Rozrywka.Goniec.pl > Telewizja > "Mam talent". Marcin Prokop zaskoczył. Internauci zszokowani
Bartosz Nawrocki
Bartosz Nawrocki 14.04.2024 12:13

"Mam talent". Marcin Prokop zaskoczył. Internauci zszokowani

Marcin Prokop i Widuto
Fot. screen Player.pl/Mam Talent!

Za nami kolejny odcinek “Mam Talent”, w którym nie zabrakło ciekawych momentów. W ostatnim epizodzie castingowym jeden z jurorów, Marcin Prokop, zdecydował się na zdecydowany ruch po występie zespołu Widuto. W internecie zawrzało.

Chwila konsternacji po pierwszym wykonie zespołu Widuto

Zespół Widuto składa się z rodzeństwa - Natalii i Mateusza - oraz ich przyjaciela Wiktora. Wykonują oni muzykę alternatywną, sami ją też komponując. Przed jurorami i publicznością zdecydowali się jednak na zagranie coveru piosenki zespołu Portishead. Kiedy skończyli, na widowni zapadła głucha cisza, która nie zwiastowała niczego dobrego. Nagle głos zabrała Agnieszka Chylińska, która miała uwagi co do tego, czego przed chwilą była świadkiem.

Dlaczego Portishead, a nie autorski utwór? - zapytała krótko jurorka.

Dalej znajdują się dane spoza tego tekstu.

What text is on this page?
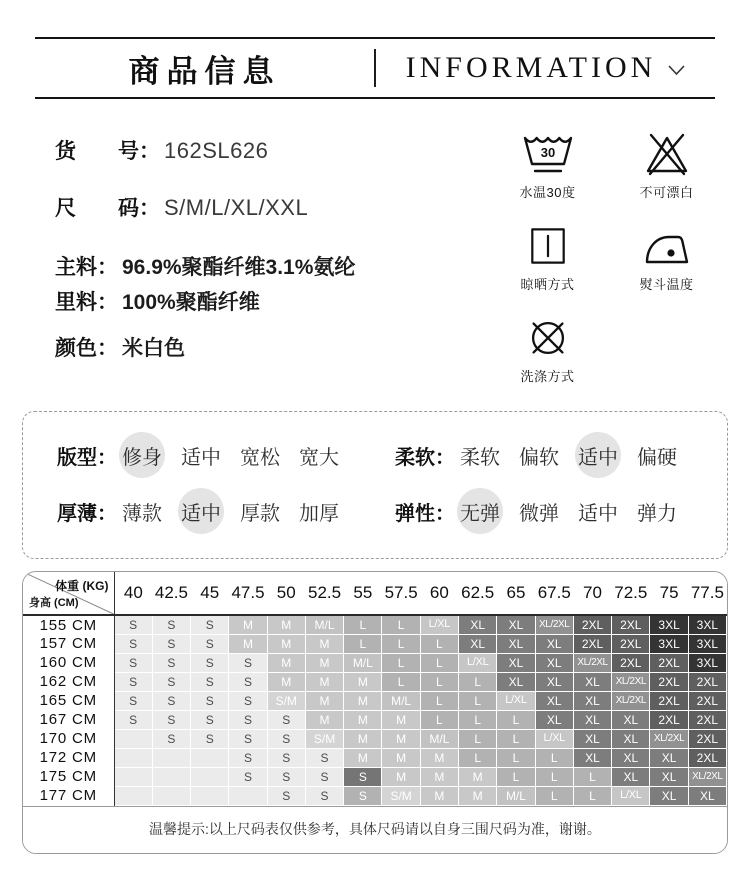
商品信息	INFORMATION
货　　号： 162SL626
尺　　码： S/M/L/XL/XXL
主料： 96.9%聚酯纤维3.1%氨纶
里料： 100%聚酯纤维
颜色： 米白色
30
水温30度	不可漂白
晾晒方式	熨斗温度
洗涤方式
版型： 修身 适中 宽松 宽大	柔软： 柔软 偏软 适中 偏硬
厚薄： 薄款 适中 厚款 加厚	弹性： 无弹 微弹 适中 弹力
体重 (KG)
身高 (CM)	40	42.5	45	47.5	50	52.5	55	57.5	60	62.5	65	67.5	70	72.5	75	77.5
155 CM	S	S	S	M	M	M/L	L	L	L/XL	XL	XL	XL/2XL	2XL	2XL	3XL	3XL
157 CM	S	S	S	M	M	M	L	L	L	XL	XL	XL	2XL	2XL	3XL	3XL
160 CM	S	S	S	S	M	M	M/L	L	L	L/XL	XL	XL	XL/2XL	2XL	2XL	3XL
162 CM	S	S	S	S	M	M	M	L	L	L	XL	XL	XL	XL/2XL	2XL	2XL
165 CM	S	S	S	S	S/M	M	M	M/L	L	L	L/XL	XL	XL	XL/2XL	2XL	2XL
167 CM	S	S	S	S	S	M	M	M	L	L	L	XL	XL	XL	2XL	2XL
170 CM		S	S	S	S	S/M	M	M	M/L	L	L	L/XL	XL	XL	XL/2XL	2XL
172 CM				S	S	S	M	M	M	L	L	L	XL	XL	XL	2XL
175 CM				S	S	S	S	M	M	M	L	L	L	XL	XL	XL/2XL
177 CM					S	S	S	S/M	M	M	M/L	L	L	L/XL	XL	XL
温馨提示:以上尺码表仅供参考，具体尺码请以自身三围尺码为准，谢谢。
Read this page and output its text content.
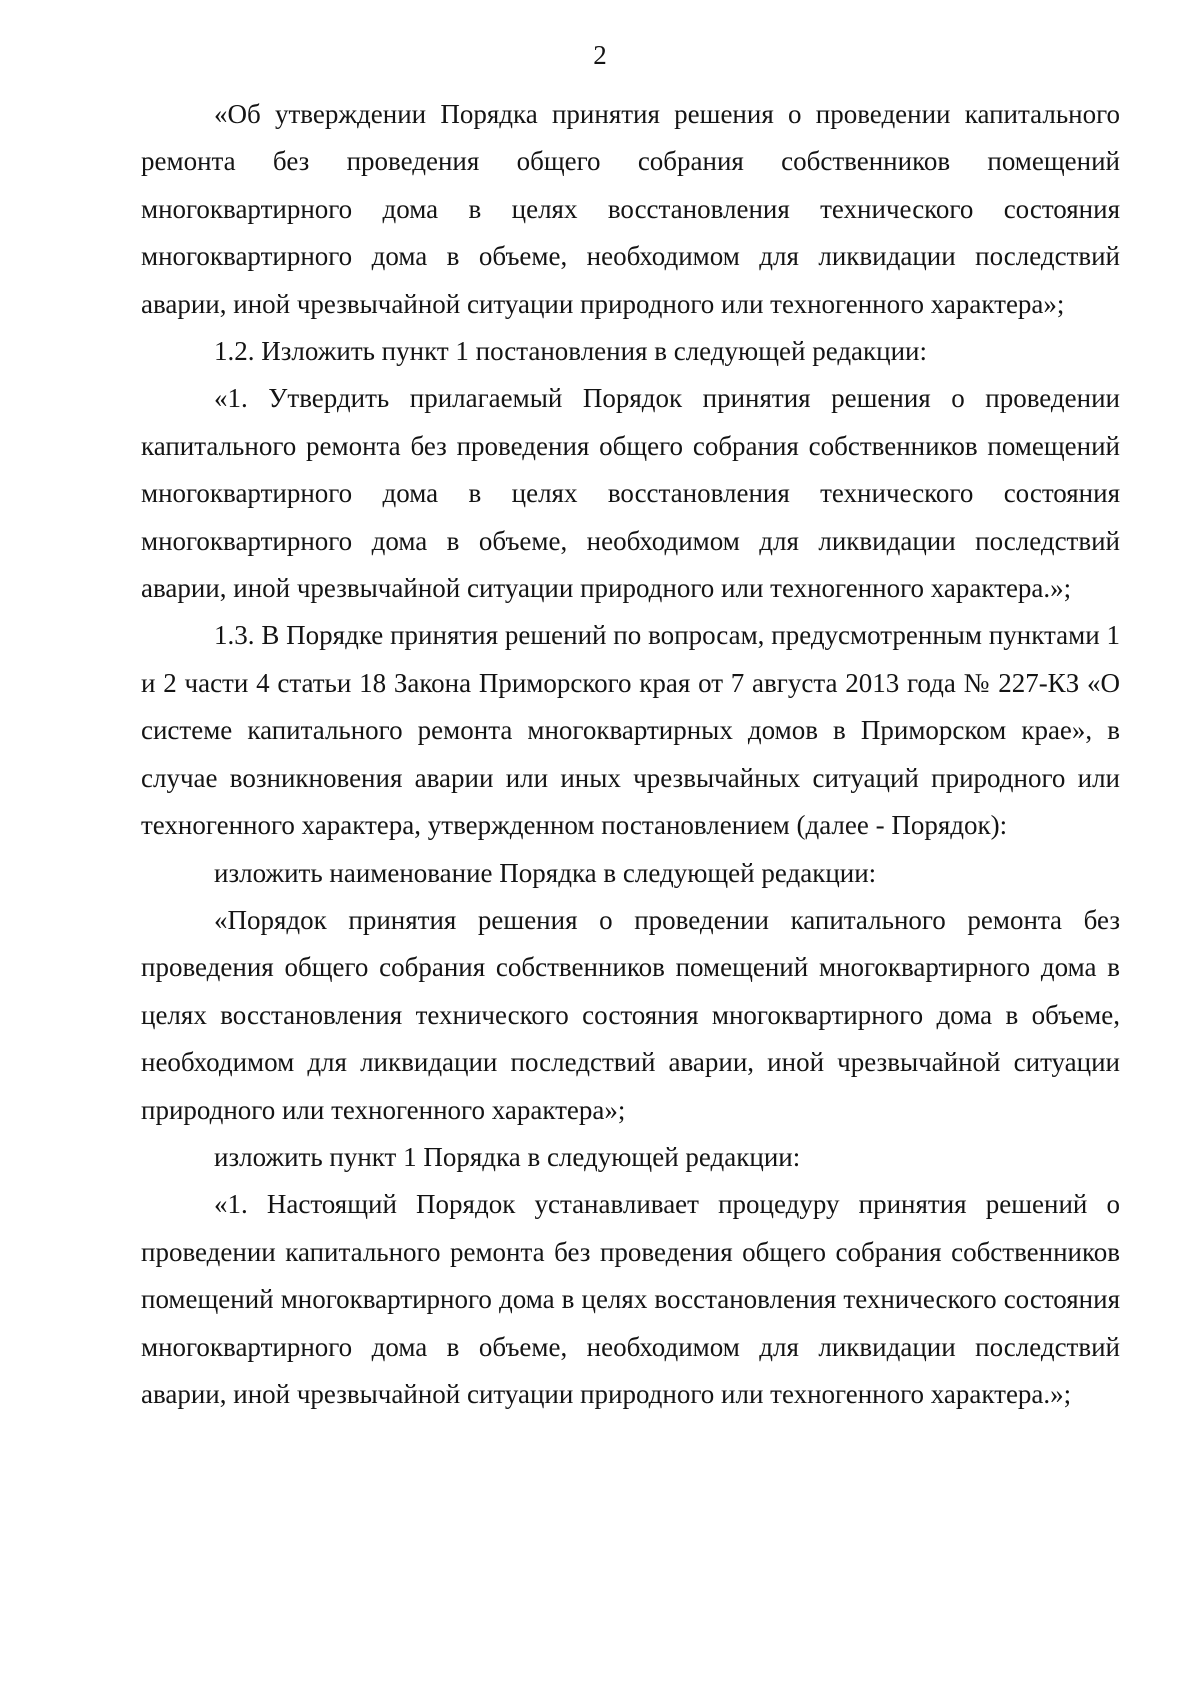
2

«Об утверждении Порядка принятия решения о проведении капитального ремонта без проведения общего собрания собственников помещений многоквартирного дома в целях восстановления технического состояния многоквартирного дома в объеме, необходимом для ликвидации последствий аварии, иной чрезвычайной ситуации природного или техногенного характера»;

1.2. Изложить пункт 1 постановления в следующей редакции:

«1. Утвердить прилагаемый Порядок принятия решения о проведении капитального ремонта без проведения общего собрания собственников помещений многоквартирного дома в целях восстановления технического состояния многоквартирного дома в объеме, необходимом для ликвидации последствий аварии, иной чрезвычайной ситуации природного или техногенного характера.»;

1.3. В Порядке принятия решений по вопросам, предусмотренным пунктами 1 и 2 части 4 статьи 18 Закона Приморского края от 7 августа 2013 года № 227-КЗ «О системе капитального ремонта многоквартирных домов в Приморском крае», в случае возникновения аварии или иных чрезвычайных ситуаций природного или техногенного характера, утвержденном постановлением (далее - Порядок):

изложить наименование Порядка в следующей редакции:

«Порядок принятия решения о проведении капитального ремонта без проведения общего собрания собственников помещений многоквартирного дома в целях восстановления технического состояния многоквартирного дома в объеме, необходимом для ликвидации последствий аварии, иной чрезвычайной ситуации природного или техногенного характера»;

изложить пункт 1 Порядка в следующей редакции:

«1. Настоящий Порядок устанавливает процедуру принятия решений о проведении капитального ремонта без проведения общего собрания собственников помещений многоквартирного дома в целях восстановления технического состояния многоквартирного дома в объеме, необходимом для ликвидации последствий аварии, иной чрезвычайной ситуации природного или техногенного характера.»;
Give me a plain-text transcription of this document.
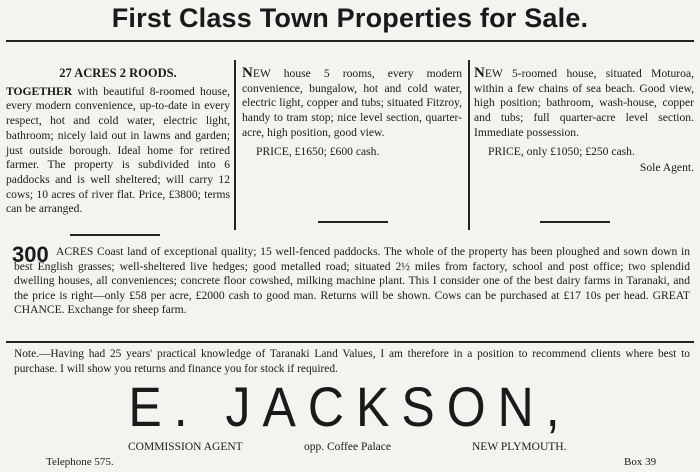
First Class Town Properties for Sale.

27 ACRES 2 ROODS.

TOGETHER with beautiful 8-roomed house, every modern convenience, up-to-date in every respect, hot and cold water, electric light, bathroom; nicely laid out in lawns and garden; just outside borough. Ideal home for retired farmer. The property is subdivided into 6 paddocks and is well sheltered; will carry 12 cows; 10 acres of river flat. Price, £3800; terms can be arranged.

NEW house 5 rooms, every modern convenience, bungalow, hot and cold water, electric light, copper and tubs; situated Fitzroy, handy to tram stop; nice level section, quarter-acre, high position, good view.

PRICE, £1650; £600 cash.

NEW 5-roomed house, situated Moturoa, within a few chains of sea beach. Good view, high position; bathroom, wash-house, copper and tubs; full quarter-acre level section. Immediate possession.

PRICE, only £1050; £250 cash.

Sole Agent.

ACRES Coast land of exceptional quality; 15 well-fenced paddocks. The whole of the property has been ploughed and sown down in best English grasses; well-sheltered live hedges; good metalled road; situated 2½ miles from factory, school and post office; two splendid dwelling houses, all conveniences; concrete floor cowshed, milking machine plant. This I consider one of the best dairy farms in Taranaki, and the price is right—only £58 per acre, £2000 cash to good man. Returns will be shown. Cows can be purchased at £17 10s per head. GREAT CHANCE. Exchange for sheep farm.
300
Note.—Having had 25 years' practical knowledge of Taranaki Land Values, I am therefore in a position to recommend clients where best to purchase. I will show you returns and finance you for stock if required.
E. JACKSON,
COMMISSION AGENT	opp. Coffee Palace	NEW PLYMOUTH.
Telephone 575.	Box 39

Kiedy wydawało się, że przepustka do dalszej fazy przeszła zespołowi Widuto koło nosa to jeszcze jedną szansę dała im Chylińska. Stało się tak, ponieważ muzycy wyjawili, że mają gotowy również autorski utwór

Chylińska zaskoczyła w "Mam Talent" wyznaniem o córkach. Tego jeszcze nie mówiła "Mam talent". Chylińska i Wieniawa chciały przerwać występ gwiazdora internetu

"Mam Talent". Marcin Prokop wykonał zaskakujący ruch

Obdarzony drugą szansą zespół Widuto wykonał tym razem swoją autorską piosenkę. Kiedy zakończyli, reakcja widowni wyraziła wszystko. Wszyscy wstali z miejsc i zaczęli klaskać, a Chylińska tym razem zwróciła się do występujących w zupełnie innym tonie.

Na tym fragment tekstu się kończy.